The symmetry of it was so damn cruel I would have laughed if I had any blood left to waste.
“I need you to stay with me,” she said. “Do you hear me? Stay.”
I wanted to tell her I was trying.
I wanted to tell her I finished school.
I wanted to tell her I built something.
I wanted to tell her I proposed to Georgia and still saw her face every time I closed my eyes, which was a rotten confession for a dying man and worse for a living one.
I wanted to tell her Daniel Ducati seemed decent and I hated him anyway.

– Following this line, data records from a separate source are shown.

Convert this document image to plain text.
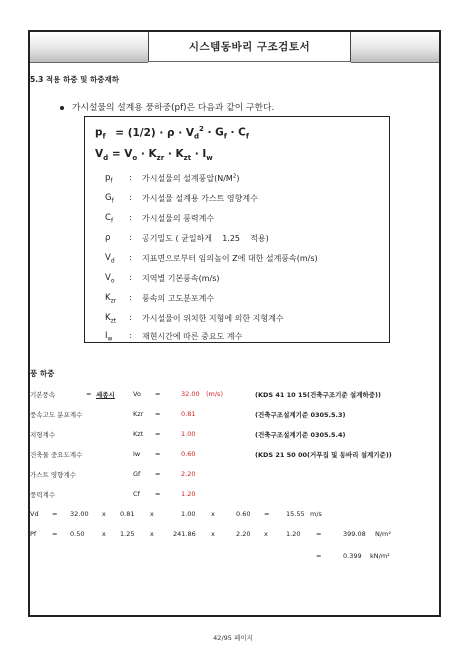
시스템동바리 구조검토서
5.3 적용 하중 및 하중재하
가시설물의 설계용 풍하중(pf)은 다음과 같이 구한다.
$p_f = (1/2) \cdot \rho \cdot V_d^2 \cdot G_f \cdot C_f$
$V_d = V_o \cdot K_{zr} \cdot K_{zt} \cdot I_w$
$p_f$	: 가시설물의 설계풍압$(N/M^2)$
$G_f$	: 가시설물 설계용 가스트 영향계수
$C_f$	: 가시설물의 풍력계수
ρ	: 공기밀도 ( 균일하게    1.25    적용)
$V_d$	: 지표면으로부터 임의높이 Z에 대한 설계풍속(m/s)
$V_o$	: 지역별 기본풍속(m/s)
$K_{zr}$	: 풍속의 고도분포계수
$K_{zt}$	: 가시설물이 위치한 지형에 의한 지형계수
$I_w$	: 재현시간에 따른 중요도 계수
풍 하중
기본풍속	= 세종시	Vo =	32.00 (m/s)	(KDS 41 10 15(건축구조기준 설계하중))
풍속고도 분포계수	Kzr =	0.81	(건축구조설계기준 0305.5.3)
지형계수	Kzt =	1.00	(건축구조설계기준 0305.5.4)
건축물 중요도계수	Iw =	0.60	(KDS 21 50 00(거푸집 및 동바리 설계기준))
가스트 영향계수	Gf =	2.20
풍력계수	Cf =	1.20
Vd = 32.00 x 0.81 x	1.00 x	0.60 =	15.55 m/s
Pf = 0.50	x 1.25 x	241.86 x	2.20 x	1.20 =	399.08 N/m²
=	0.399 kN/m²
42/95 페이지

I wanted to tell her I wasn’t noble.
I was scared.
I had always been scared.
Of wanting her.
Of ruining her.
Of being wanted back.
But the world was narrowing.
The lights stretched.
The voices blurred.
Destiny’s face was the only thing left.
Not the mask.
Not the scrubs.
Not the nurse she had become.
The girl in the desert.
Fire behind her.
Smoke in her hair.
Crimson on her lips.
Haunted eyes asking if I had come to save her.
Beautiful.
My mouth moved.
This time, the word made it out.
“Beautiful.”
Her eyes shattered.
Then the doors swung open, the lights went white, and everything went black.